SSE and Npower and the failed merger: devil in the detail

The merger between retail functions at SSE and Npower has failed and maybe that’s no surprise. It’s perhaps the worst time for a merger of the industry’s big players – no matter how much both the players want the chance to rethink and relaunch their retail brands.

The Price Cap has been cited as one reason for the decision. That’s been coming for a long time, and you might think that SSE and Npower would be well-prepared for it. But there are new uncertainties for retailers. The hiatus in the Capacity Market means suppliers stop collecting CM levies and the Price Cap may fall to account for that. But if the CM is reinstated, or in other circumstances (there may be a market ‘escrow’ account to provide some certainty for all parties) the retailers will have to pay the levy again – possibly backdated over the gap. How exactly will retailers collect that and pass it on? There are big cash flow and margin issues here. Bear in mind, customers are switching all the time and the CM payment by retailers is per MWh. So there is considerable cost in untangling who owes what for each day.

Confused? So is the market.

And Npower has another problem. It is embroiled in a long-running dispute with the regulator over whether it will have to take part in a trial intended to dislodge customers who have never switched from a standard variable tariff (SVT).

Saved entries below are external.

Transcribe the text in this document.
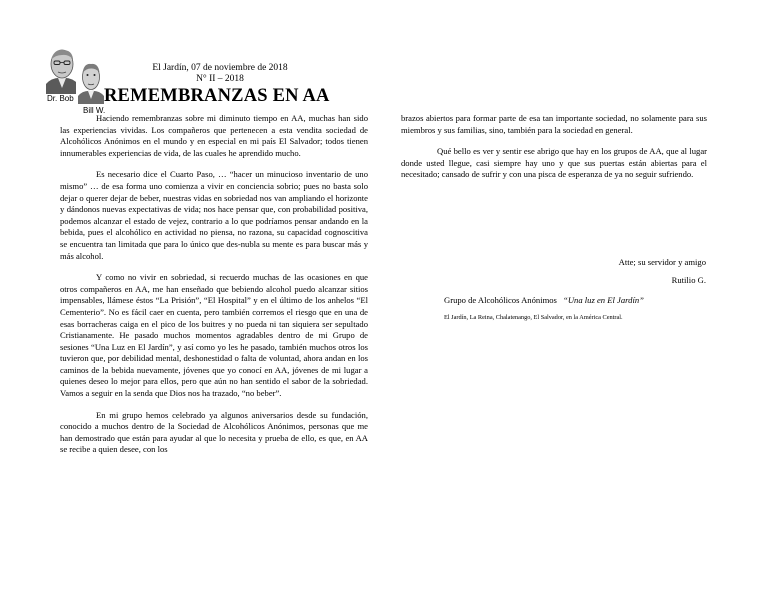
Dr. Bob
Bill W.
El Jardín, 07 de noviembre de 2018
N° II – 2018
REMEMBRANZAS EN AA

Haciendo remembranzas sobre mi diminuto tiempo en AA, muchas han sido las experiencias vividas. Los compañeros que pertenecen a esta vendita sociedad de Alcohólicos Anónimos en el mundo y en especial en mi país El Salvador; todos tienen innumerables experiencias de vida, de las cuales he aprendido mucho.

Es necesario dice el Cuarto Paso, … “hacer un minucioso inventario de uno mismo” … de esa forma uno comienza a vivir en conciencia sobrio; pues no basta solo dejar o querer dejar de beber, nuestras vidas en sobriedad nos van ampliando el horizonte y dándonos nuevas expectativas de vida; nos hace pensar que, con probabilidad positiva, podemos alcanzar el estado de vejez, contrario a lo que podríamos pensar andando en la bebida, pues el alcohólico en actividad no piensa, no razona, su capacidad cognoscitiva se encuentra tan limitada que para lo único que des-nubla su mente es para buscar más y más alcohol.

Y como no vivir en sobriedad, si recuerdo muchas de las ocasiones en que otros compañeros en AA, me han enseñado que bebiendo alcohol puedo alcanzar sitios impensables, llámese éstos “La Prisión”, “El Hospital” y en el último de los anhelos “El Cementerio”. No es fácil caer en cuenta, pero también corremos el riesgo que en una de esas borracheras caiga en el pico de los buitres y no pueda ni tan siquiera ser sepultado Cristianamente. He pasado muchos momentos agradables dentro de mi Grupo de sesiones “Una Luz en El Jardín”, y así como yo les he pasado, también muchos otros los tuvieron que, por debilidad mental, deshonestidad o falta de voluntad, ahora andan en los caminos de la bebida nuevamente, jóvenes que yo conocí en AA, jóvenes de mi lugar a quienes deseo lo mejor para ellos, pero que aún no han sentido el sabor de la sobriedad. Vamos a seguir en la senda que Dios nos ha trazado, “no beber”.

En mi grupo hemos celebrado ya algunos aniversarios desde su fundación, conocido a muchos dentro de la Sociedad de Alcohólicos Anónimos, personas que me han demostrado que están para ayudar al que lo necesita y prueba de ello, es que, en AA se recibe a quien desee, con los

brazos abiertos para formar parte de esa tan importante sociedad, no solamente para sus miembros y sus familias, sino, también para la sociedad en general.

Qué bello es ver y sentir ese abrigo que hay en los grupos de AA, que al lugar donde usted llegue, casi siempre hay uno y que sus puertas están abiertas para el necesitado; cansado de sufrir y con una pisca de esperanza de ya no seguir sufriendo.

Atte; su servidor y amigo
Rutilio G.
Grupo de Alcohólicos Anónimos “Una luz en El Jardín”
El Jardín, La Reina, Chalatenango, El Salvador, en la América Central.
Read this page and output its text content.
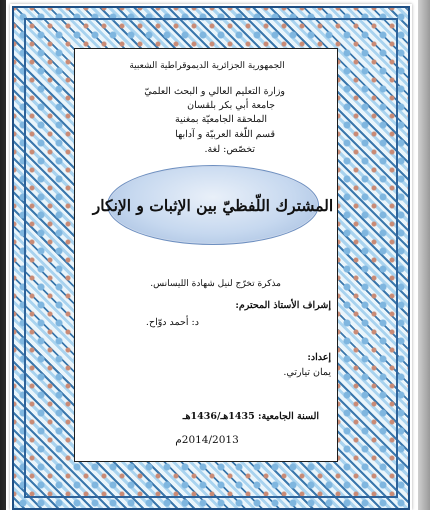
الجمهورية الجزائرية الديموقراطية الشعبية
وزارة التعليم العالي و البحث العلميّ
جامعة أبي بكر بلقسان
الملحقة الجامعيّة بمغنية
قسم اللّغة العربيّة و آدابها
تخصّص: لغة.
المشترك اللّفظيّ بين الإثبات و الإنكار
مذكرة تخرّج لنيل شهادة الليسانس.
إشراف الأستاذ المحترم:
د: أحمد دوّاح.
إعداد:
يمان تيارتي.
السنة الجامعية: 1435هـ/1436هـ
2014/2013م
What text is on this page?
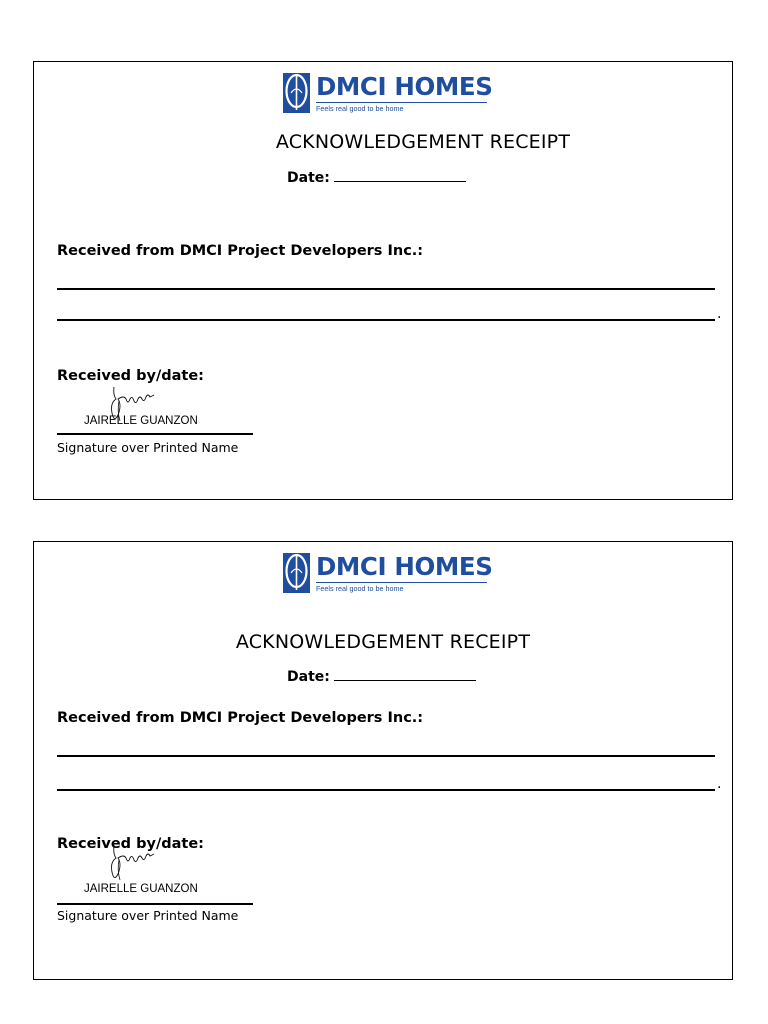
DMCI HOMES
Feels real good to be home
ACKNOWLEDGEMENT RECEIPT
Date:
Received from DMCI Project Developers Inc.:
.
Received by/date:
JAIRELLE GUANZON
Signature over Printed Name
DMCI HOMES
Feels real good to be home
ACKNOWLEDGEMENT RECEIPT
Date:
Received from DMCI Project Developers Inc.:
.
Received by/date:
JAIRELLE GUANZON
Signature over Printed Name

In a similar trial earlier this year, Ofgem found that it could get on average 20% of customers to switch, with a combination of personalised quotes and reminder letters from their supplier. A massive 29.6% of customers switched, if the advice came from their current supplier to do so – actually, a better rate than those whose letter came from the regulator, which says interesting things about trust in the industry.

Scottish Power took part in the earlier trial, with 50,000 customers. Ofgem has been to court to force Npower to join the next, this winter, with 100,000 of Npower’s customers involved. The court supported the regulator, and letters have duly gone out to 100,000, but Npower has dug its heels in and asked for a fuller hearing.

I might also mention the slow car-crash of Brexit, and the potential uncertainties in energy trading as we pass the end of March (and the different impact on energy companies ultimately owned in the UK and Europe).

Individually, each may be relatively small beer for a member of the ‘big six’. But they are just three examples of the risk around an electricity supply industry that is currently a white-knuckle ride for participants.

SSE is clearly not wrong when it says the merger would face “very challenging market conditions, particularly during the period when it would have incurred the bulk of the integration costs”.